• U.S.

Republicans: The Poverty Issue

4 minute read
TIME

Whenever Republican Barry Goldwater lashes out at the Democratic Administration, he runs the hazard of being rebutted by Fellow Republican Nelson Rockefeller. It happened again last week when Multimillionaire Rockefeller took issue with the wealthy Goldwater’s ideas about how to treat the nation’s poor.

Wearing black tie and tux, Goldwater told some 1,500 members of the blue-chip Economic Club of New York that Johnson’s State of the Union address indicated that the new Democratic Ad ministration plans to be a “Santa Claus of the free lunch, the Government handout, the something-for-nothing and something-for-everyone.” As evidence, Goldwater cited Johnson’s declared war on poverty. Said Goldwater: “America, for most of its years, has waged a war on poverty. And wherever it has waged that war, in factories, in laboratories, in shops, over counters and under the enterprise system, it has won that war. It has won it, is winning it, more surely than any nation on earth. I say that when Government tries to spend its way to wealth, we lose that war.”

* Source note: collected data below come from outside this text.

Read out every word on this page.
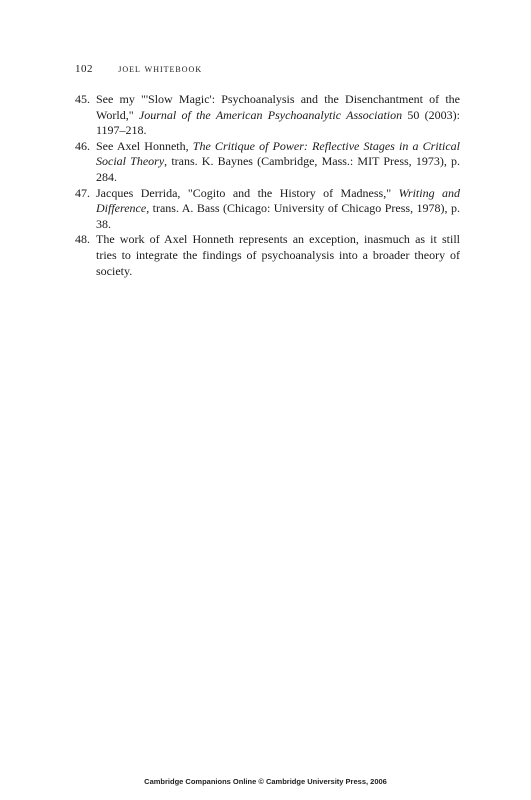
102 joel whitebook
45. See my "'Slow Magic': Psychoanalysis and the Disenchantment of the World," Journal of the American Psychoanalytic Association 50 (2003): 1197–218.
46. See Axel Honneth, The Critique of Power: Reflective Stages in a Critical Social Theory, trans. K. Baynes (Cambridge, Mass.: MIT Press, 1973), p. 284.
47. Jacques Derrida, "Cogito and the History of Madness," Writing and Difference, trans. A. Bass (Chicago: University of Chicago Press, 1978), p. 38.
48. The work of Axel Honneth represents an exception, inasmuch as it still tries to integrate the findings of psychoanalysis into a broader theory of society.
Cambridge Companions Online © Cambridge University Press, 2006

Chasing Hares. Goldwater questioned statistics on U.S. poverty, declared that income levels considered low in the U.S. “are regarded as true wealth in the rest of the world. Workers in many other countries cannot earn as much as our welfare clients receive. It is like greyhounds chasing a mechanical hare. You never catch up. There will always be a lowest one-third or one-fifth.” Instead of being given handouts, said Goldwater, persons on relief should be put to work on community projects.

But what bothered Rocky was a paragraph that Goldwater never uttered, although it got wide play as part of his released text: “We are told that many people lack skills and cannot find jobs because they did not have an education. That’s like saying that people have big feet because they wear big shoes. The fact is that most people who have no skill have had no education for the same reason—low intelligence or low ambition.” Later, in North Carolina, Goldwater said that Johnson’s anti-poverty program is “an attempt to divide Americans.”

Campaigning in Swanzey Center, N.H., Rockefeller declared that he was “diametrically opposed” to Goldwater’s views on poverty. “What he doesn’t understand,” declared Rocky, “is that a lot of people who don’t have an education and who don’t have the preparation for jobs—it is not because they’re either stupid or indolent and don’t want to know, it’s because they haven’t had the opportunity. There are very few Americans who don’t want to go forward. But they need the tools of education and opportunity to do it.”

Robin Hood in Flannel? In Keene, N.H., Rocky’s social-welfare ideas were challenged by a Keene Teachers College sophomore, Jon Tate, 22, and a lively debate followed. Excerpts:

Tate: Aren’t you a Robin Hood in a grey flannel suit?

Rocky: No, I’m not. I don’t take from the rich.

Tate: What about in some of our states where some people are just too lazy to do anything?

Rocky: Well, I don’t know if you’ve got in mind personal friends of yours or not. But in my opinion there are very few people who fall in this category. Circumstances, in some cases, are more than people can cope with. You can’t let them die in the streets.

Tate: If I know I can depend on all the rich people in the U.S. to support me in my time of need, why should I do anything?

Rocky: Well, if that is your fundamental belief, then I hate to think how you were brought up and what goes into your mind.

With that, “the poverty issue” seemed well on the way toward becoming one of the more emotional components of the 1964 political campaigns.